One must applaud the efforts of Commissioners Ohlhausen and Wright to begin the dialogue about the proper use of Section 5 as a tool of antitrust enforcement. It was 99 years ago that Congress was debating the creation of the Federal Trade Commission and increased guidance on the Commission’s thinking on Section 5 is in order.

One of the most important issues is the type of evidence needed to show a violation. Commissioner Wright has helped fashion the discussion by emphasizing the importance of having strong empirical evidence to support any enforcement action. He emphasizes the risks of relying too heavy on theory when empirical evidence is necessary.

Commissioner Ohlhausen’s speech focuses on the need for an economic basis for enforcement decisions in detail. Using the Clinton-era standards for regulatory action in EO 12866 puts this in even greater perspective. As she notes

E.O. 12866 calls for agencies to base their regulatory decisions on the best reasonably obtainable scientific, technical, economic, and other information concerning the need for, and consequences of, any contemplated regulation. Similarly, any effort to expand UMC beyond the antitrust laws should be grounded in robust economic evidence that the challenged practice is anticompetitive and reduces consumer welfare.

She also notes that

any harm to competition under our UMC authority ought to be substantial.  This substantiality requirement would mirror the one in our Unfairness Statement on the consumer protection side, which states that the consumer injury must be substantial for the agency to pursue an unfair act or practice claim under Section 5 . . . ‘The Commission is not concerned with trivial or merely speculative harm.’

Commissioners Wright and Ohlhausen do not have to wait long to apply their guidance on the need for strong economic evidence.  Their initial challenge will be served up later this month as they consider the appeal of the FTC staff’s challenge to certain distribution practices and alleged collusion by a small industrial firm, McWane.

McWane, a U.S. supplier of ductile iron pipe fittings (DIPF) used in municipal and regional water distribution systems, was alleged to have illegally conspired with its competitors to raise and stabilize DIPF prices and illegally excluded one of its foreign competitors.  After a several month trial the ALJ in a 476 page decision found no illegal conspiracy but found illegal exclusion.  Both decisions are on appeal.
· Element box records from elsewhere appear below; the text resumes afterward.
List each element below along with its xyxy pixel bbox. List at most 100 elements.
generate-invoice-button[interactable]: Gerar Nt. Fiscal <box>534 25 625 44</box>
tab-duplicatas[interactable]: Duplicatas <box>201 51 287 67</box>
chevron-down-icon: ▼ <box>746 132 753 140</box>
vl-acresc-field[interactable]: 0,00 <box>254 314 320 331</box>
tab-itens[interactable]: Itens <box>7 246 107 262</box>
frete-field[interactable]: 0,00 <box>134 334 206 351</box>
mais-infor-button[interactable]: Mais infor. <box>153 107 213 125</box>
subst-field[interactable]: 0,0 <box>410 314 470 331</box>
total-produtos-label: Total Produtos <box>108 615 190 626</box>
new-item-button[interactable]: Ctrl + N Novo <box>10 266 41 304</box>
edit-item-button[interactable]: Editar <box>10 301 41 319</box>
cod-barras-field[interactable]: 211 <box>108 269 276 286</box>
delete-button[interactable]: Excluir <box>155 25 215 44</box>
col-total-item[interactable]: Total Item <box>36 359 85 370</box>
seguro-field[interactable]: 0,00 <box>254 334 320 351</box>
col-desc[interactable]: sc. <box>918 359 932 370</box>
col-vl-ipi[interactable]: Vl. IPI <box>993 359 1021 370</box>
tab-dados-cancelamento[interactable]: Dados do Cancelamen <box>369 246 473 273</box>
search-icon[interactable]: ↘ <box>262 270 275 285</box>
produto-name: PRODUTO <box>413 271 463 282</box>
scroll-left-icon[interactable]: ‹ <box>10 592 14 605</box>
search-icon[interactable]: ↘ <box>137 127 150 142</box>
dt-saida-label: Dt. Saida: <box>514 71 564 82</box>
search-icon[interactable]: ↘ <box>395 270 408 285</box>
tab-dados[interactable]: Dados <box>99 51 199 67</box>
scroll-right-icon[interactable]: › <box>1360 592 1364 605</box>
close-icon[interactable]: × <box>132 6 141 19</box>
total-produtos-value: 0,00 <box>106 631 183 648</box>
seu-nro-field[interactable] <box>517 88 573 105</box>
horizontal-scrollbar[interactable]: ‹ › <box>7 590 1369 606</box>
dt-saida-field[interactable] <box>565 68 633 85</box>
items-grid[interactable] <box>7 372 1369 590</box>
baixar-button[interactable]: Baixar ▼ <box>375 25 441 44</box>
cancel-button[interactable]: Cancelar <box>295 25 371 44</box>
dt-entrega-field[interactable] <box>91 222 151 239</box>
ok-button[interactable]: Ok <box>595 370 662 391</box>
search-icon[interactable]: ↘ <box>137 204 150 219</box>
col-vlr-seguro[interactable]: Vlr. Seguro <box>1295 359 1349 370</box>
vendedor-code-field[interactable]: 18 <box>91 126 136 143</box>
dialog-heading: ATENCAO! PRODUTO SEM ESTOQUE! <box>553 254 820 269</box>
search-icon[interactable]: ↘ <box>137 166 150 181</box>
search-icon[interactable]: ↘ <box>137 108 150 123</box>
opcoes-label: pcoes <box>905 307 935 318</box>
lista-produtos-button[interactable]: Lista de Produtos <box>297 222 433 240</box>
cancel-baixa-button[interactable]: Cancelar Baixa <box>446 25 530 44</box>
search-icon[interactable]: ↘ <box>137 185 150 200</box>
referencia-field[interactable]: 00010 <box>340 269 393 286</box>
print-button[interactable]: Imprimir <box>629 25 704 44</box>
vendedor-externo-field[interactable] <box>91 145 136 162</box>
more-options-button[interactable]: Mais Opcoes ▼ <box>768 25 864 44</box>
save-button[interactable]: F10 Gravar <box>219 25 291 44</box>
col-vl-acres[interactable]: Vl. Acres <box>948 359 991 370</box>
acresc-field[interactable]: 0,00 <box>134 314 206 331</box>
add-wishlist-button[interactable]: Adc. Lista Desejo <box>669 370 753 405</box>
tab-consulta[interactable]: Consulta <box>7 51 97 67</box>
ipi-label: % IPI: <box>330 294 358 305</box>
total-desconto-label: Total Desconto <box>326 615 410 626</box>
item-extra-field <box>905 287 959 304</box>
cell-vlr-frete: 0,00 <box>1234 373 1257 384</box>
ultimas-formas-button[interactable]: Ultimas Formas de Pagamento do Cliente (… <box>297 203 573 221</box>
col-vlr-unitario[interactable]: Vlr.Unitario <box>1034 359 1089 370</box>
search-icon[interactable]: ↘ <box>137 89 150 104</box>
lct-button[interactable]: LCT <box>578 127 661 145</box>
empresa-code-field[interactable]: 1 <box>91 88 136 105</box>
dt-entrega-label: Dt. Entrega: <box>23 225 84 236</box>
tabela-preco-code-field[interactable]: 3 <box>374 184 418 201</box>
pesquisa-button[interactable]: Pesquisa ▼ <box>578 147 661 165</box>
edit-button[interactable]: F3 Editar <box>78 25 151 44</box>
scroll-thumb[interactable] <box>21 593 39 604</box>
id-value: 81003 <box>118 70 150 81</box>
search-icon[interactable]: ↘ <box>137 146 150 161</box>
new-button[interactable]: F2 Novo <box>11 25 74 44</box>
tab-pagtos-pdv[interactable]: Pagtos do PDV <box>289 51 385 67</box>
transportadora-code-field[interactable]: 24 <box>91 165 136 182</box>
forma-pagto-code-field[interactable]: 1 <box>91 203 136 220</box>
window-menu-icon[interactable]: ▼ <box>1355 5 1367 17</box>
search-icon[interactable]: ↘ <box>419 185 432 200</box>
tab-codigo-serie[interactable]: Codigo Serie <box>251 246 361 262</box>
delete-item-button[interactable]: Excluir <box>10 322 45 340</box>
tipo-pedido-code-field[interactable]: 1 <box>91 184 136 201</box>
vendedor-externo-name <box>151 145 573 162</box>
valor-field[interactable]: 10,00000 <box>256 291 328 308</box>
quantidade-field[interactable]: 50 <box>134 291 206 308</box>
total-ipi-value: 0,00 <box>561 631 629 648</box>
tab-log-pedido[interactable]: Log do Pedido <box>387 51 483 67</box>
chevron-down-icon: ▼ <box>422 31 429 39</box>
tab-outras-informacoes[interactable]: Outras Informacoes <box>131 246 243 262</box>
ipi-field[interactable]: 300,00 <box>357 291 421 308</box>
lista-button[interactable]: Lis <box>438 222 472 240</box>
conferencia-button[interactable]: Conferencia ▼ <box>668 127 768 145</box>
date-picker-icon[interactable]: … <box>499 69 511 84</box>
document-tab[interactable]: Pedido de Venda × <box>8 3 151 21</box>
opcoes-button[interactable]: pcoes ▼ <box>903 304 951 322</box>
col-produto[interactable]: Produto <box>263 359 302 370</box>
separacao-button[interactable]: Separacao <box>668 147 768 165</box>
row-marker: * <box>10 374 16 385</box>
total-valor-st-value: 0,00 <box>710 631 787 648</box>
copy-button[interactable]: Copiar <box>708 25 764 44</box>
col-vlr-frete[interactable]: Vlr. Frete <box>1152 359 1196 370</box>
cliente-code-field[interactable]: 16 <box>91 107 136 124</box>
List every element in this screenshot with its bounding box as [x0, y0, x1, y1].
The case is on appeal to the full Commission with oral argument on August 22.

Somehow this does not sound like robust economic evidence.
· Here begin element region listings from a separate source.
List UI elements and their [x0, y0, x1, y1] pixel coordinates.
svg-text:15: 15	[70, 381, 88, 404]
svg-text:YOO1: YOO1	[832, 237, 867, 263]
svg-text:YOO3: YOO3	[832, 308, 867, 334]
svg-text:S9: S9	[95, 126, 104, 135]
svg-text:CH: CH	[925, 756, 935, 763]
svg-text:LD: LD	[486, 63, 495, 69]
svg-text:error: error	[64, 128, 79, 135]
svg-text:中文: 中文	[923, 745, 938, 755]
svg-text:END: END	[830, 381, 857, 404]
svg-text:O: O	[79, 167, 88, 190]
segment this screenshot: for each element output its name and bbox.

If perhaps the Commissioners fall prey to the weaker natures of enforcers and try to substitute theory for solid economic evidence, I have a cautionary note from one of the most important FTC cases in the 1990s – California Dental Association.  (At the time I was attorney advisor to Chairman Pitofsky).  The staff chose to litigate the case without an economist.  The Commission’s opinion tried to overcome the deficiency by substituting theory and antitrust law for economic evidence.  That effort ultimately failed at the steps of the Supreme Court.